Worry not, your artistic idols are not practicing sorcery, they have distinctive patterns they’re relying on. The aesthetic has its own formulas, and here, I will introduce you to those – and you’ll notice quite fast that they’re, with a bit of practice, a breeze to adapt to your own work, without it losing its own personal touch.

Tension and harmony

First, you’ll want to figure out which one of the two basic compositing styles you’ll want to go for: Creating absolute harmony, or creating a center of agglomeration, of tension. Almost all the photographs have a detail that the viewer’s attention is automatically drawn to. But that does not exclude the possibility of, still, creating a harmonic image.

Harmony refers to distributing all the details, colors or shapes on a picture so well, that when you squint your eyes, you will not find a visual “hole” anywhere on the canvas. Your final image will be prone to express tranquility and order.

Tension refers to, on purpose, cramming a bunch of details into a certain area that can be anywhere on the canvas, and, using the center of tension as a focal point, arranging the rest of the details in the frame in a way that they form a sort of fading out, the farther away they are from the created center of attention. This sort of “Gaussian-style distribution”, creates, once again, a harmonic view that will satisfy.

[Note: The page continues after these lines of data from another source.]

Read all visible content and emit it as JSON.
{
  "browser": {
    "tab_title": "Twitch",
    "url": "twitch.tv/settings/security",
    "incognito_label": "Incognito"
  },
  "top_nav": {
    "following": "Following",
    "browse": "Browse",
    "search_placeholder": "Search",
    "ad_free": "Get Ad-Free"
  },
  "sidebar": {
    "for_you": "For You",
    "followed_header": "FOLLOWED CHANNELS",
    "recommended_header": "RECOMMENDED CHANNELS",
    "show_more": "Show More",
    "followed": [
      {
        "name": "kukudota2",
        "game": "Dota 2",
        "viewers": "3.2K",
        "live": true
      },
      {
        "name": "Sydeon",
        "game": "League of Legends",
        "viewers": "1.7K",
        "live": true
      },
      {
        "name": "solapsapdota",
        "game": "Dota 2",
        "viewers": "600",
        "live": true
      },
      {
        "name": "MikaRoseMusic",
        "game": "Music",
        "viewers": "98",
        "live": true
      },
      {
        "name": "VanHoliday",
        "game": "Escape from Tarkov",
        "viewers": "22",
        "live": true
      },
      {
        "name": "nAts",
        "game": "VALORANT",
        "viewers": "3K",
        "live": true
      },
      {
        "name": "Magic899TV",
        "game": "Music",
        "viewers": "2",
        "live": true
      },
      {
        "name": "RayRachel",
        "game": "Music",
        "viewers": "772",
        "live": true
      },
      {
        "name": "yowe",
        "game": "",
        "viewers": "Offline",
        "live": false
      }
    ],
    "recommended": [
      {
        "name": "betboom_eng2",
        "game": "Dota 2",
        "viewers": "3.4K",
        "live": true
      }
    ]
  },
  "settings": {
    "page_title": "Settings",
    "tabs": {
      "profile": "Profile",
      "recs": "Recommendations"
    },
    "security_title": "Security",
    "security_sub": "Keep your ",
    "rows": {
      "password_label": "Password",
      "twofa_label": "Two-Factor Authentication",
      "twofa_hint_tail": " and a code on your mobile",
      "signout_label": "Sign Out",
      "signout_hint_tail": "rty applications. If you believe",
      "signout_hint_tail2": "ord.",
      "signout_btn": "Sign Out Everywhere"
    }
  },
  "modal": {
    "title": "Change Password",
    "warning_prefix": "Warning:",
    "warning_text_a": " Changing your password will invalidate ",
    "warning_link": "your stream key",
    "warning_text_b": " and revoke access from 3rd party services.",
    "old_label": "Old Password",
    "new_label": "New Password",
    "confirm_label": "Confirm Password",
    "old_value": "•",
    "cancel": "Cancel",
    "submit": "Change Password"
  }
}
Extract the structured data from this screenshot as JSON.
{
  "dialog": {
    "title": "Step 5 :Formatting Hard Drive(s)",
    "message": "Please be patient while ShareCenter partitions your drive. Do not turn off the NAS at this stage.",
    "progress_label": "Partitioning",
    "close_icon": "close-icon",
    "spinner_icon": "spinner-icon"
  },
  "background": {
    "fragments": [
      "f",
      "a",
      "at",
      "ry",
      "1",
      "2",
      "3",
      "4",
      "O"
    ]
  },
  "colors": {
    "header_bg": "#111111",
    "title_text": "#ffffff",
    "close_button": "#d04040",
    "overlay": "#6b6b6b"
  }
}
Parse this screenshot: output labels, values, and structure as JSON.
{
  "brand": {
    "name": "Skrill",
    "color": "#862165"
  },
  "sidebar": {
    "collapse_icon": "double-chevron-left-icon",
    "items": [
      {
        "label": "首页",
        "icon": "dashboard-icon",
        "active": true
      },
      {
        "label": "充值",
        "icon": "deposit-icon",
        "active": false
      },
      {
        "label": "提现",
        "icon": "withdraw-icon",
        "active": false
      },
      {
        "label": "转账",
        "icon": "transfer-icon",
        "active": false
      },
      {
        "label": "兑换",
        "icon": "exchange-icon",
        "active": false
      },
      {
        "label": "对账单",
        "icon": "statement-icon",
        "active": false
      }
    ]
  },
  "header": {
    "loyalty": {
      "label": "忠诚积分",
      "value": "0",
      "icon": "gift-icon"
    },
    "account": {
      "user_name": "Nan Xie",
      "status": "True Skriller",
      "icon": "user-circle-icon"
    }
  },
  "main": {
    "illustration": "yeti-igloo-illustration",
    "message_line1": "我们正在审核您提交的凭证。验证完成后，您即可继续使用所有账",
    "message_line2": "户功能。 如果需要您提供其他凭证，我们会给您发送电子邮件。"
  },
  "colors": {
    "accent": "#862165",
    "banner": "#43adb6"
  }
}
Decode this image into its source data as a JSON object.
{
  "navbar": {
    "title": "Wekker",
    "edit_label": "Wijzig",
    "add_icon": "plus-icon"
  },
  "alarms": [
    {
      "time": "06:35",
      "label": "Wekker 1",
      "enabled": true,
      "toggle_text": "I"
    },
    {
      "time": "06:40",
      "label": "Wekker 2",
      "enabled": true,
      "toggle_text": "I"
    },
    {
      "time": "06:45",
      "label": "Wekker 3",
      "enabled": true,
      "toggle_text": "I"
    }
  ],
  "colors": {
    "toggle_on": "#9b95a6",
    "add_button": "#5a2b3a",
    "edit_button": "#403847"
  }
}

There are diverse ways for you to achieve these effects on your image.

  • Create a “frame” around your main center of attention. Arrange your props evenly distributed in your frame, and if you have no props, then for example, let trees or buildings, etc., frame your main motive.
  • If you have a mostly dull-coloured photograph with very little contrast, you can create a focal point with a splotch of color.
  • Create tension by putting your center of attention in an odd place in the frame, such as the corner of the image.
  • Absolute harmony can be created by repeating a color various times in the frame.


The use of complementary colors is another way to create a harmonic composition. On the Itten’esque color wheel below, you can see which colors are complementary; they are directly opposed to each other on the color wheel. Such as red and green, orange and blue, etc.

An example would be a blue sky paired with sand dunes, or editing a bit of purple into the shadows of the photograph of a yellow summer dress, and so on and so on. Once you have realized the value of complementary contrasts in your photographs, there is basically no going back. Their use is second nature to most photographers.